To ensure the completion of DNA replication and maintenance of genome integrity, DNA repair factors protect stalled replication forks upon replication stress. Previous studies have identified a critical role for the tumor suppressors BRCA1 and BRCA2 in preventing the degradation of nascent DNA by the MRE11 nuclease after replication stress. Here we show that depletion of SMARCAL1, a SNF2-family DNA translocase that remodels stalled forks, restores replication fork stability and reduces the formation of replication stress-induced DNA breaks and chromosomal aberrations in BRCA1/2-deficient cells.
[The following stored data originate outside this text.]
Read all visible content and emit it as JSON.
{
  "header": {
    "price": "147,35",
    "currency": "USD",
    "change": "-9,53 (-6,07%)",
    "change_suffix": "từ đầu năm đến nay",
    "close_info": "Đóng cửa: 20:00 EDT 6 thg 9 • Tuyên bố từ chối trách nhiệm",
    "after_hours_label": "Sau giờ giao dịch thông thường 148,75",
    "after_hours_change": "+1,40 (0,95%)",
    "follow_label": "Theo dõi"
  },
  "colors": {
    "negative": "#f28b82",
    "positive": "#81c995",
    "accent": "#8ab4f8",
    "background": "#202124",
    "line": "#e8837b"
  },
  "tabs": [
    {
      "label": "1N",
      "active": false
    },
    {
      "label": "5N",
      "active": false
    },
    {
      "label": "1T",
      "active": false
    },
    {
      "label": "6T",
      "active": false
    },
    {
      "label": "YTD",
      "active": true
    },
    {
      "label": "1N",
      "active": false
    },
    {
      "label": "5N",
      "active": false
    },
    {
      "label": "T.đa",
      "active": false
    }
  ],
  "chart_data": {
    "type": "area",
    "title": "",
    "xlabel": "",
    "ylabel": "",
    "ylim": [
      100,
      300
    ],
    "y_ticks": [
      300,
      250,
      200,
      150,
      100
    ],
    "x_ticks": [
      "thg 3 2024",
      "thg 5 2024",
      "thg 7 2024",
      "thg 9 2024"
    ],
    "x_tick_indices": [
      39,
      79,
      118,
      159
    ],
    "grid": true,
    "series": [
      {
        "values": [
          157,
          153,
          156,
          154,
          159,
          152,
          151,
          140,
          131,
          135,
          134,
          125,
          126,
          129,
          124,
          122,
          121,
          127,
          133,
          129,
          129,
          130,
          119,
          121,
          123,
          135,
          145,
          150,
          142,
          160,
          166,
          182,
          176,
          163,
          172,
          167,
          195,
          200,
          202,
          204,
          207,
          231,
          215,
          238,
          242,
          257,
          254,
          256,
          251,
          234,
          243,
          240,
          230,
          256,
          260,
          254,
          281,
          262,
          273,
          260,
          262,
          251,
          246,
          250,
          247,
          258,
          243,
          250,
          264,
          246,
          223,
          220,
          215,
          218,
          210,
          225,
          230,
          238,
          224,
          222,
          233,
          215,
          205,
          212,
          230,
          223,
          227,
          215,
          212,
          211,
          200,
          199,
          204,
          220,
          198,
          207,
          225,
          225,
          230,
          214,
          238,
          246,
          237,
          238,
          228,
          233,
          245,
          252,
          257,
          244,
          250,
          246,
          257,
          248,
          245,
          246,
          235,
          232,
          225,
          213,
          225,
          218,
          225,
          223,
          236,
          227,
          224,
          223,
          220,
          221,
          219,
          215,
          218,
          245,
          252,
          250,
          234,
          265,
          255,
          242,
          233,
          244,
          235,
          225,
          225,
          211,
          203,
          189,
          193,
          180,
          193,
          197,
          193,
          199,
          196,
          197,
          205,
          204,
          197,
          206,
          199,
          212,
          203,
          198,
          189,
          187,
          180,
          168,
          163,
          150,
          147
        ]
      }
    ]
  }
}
In addition to SMARCAL1, other SNF2-family fork remodelers, including ZRANB3 and HLTF, cause nascent DNA degradation and genomic instability in BRCA1/2-deficient cells upon replication stress. Our observations indicate that nascent DNA degradation in BRCA1/2-deficient cells occurs as a consequence of MRE11-dependent nucleolytic processing of reversed forks generated by fork remodelers. These studies provide mechanistic insights into the processes that cause genome instability in BRCA1/2-deficient cells.

为了确保 DNA 复制的完成和基因组完整性的维护，DNA 修复因子在复制压力下保护停滞的复制叉。先前的研究已经确定了肿瘤抑制因子 BRCA1 和 BRCA2 在复制应激后防止 MRE11 核酸酶降解新生 DNA 中的关键作用。在这里，我们展示了 SMARCAL1（一种 SNF2 家族 DNA 转位酶）的消耗，它可以重塑停滞的叉，恢复复制叉的稳定性并减少 BRCA1/2 缺陷细胞中复制应激诱导的 DNA 断裂和染色体畸变的形成。除 SMARCAL1 外，其他 SNF2 家族叉形重塑剂，包括 ZRANB3 和 HLTF，在复制应激时会导致 BRCA1/2 缺陷细胞中的新生 DNA 降解和基因组不稳定。我们的观察表明，BRCA1/2 缺陷细胞中新生的 DNA 降解是由于叉重塑器产生的反向叉的 MRE11 依赖性核水解处理的结果。这些研究为导致 BRCA1/2 缺陷细胞基因组不稳定的过程提供了机制见解。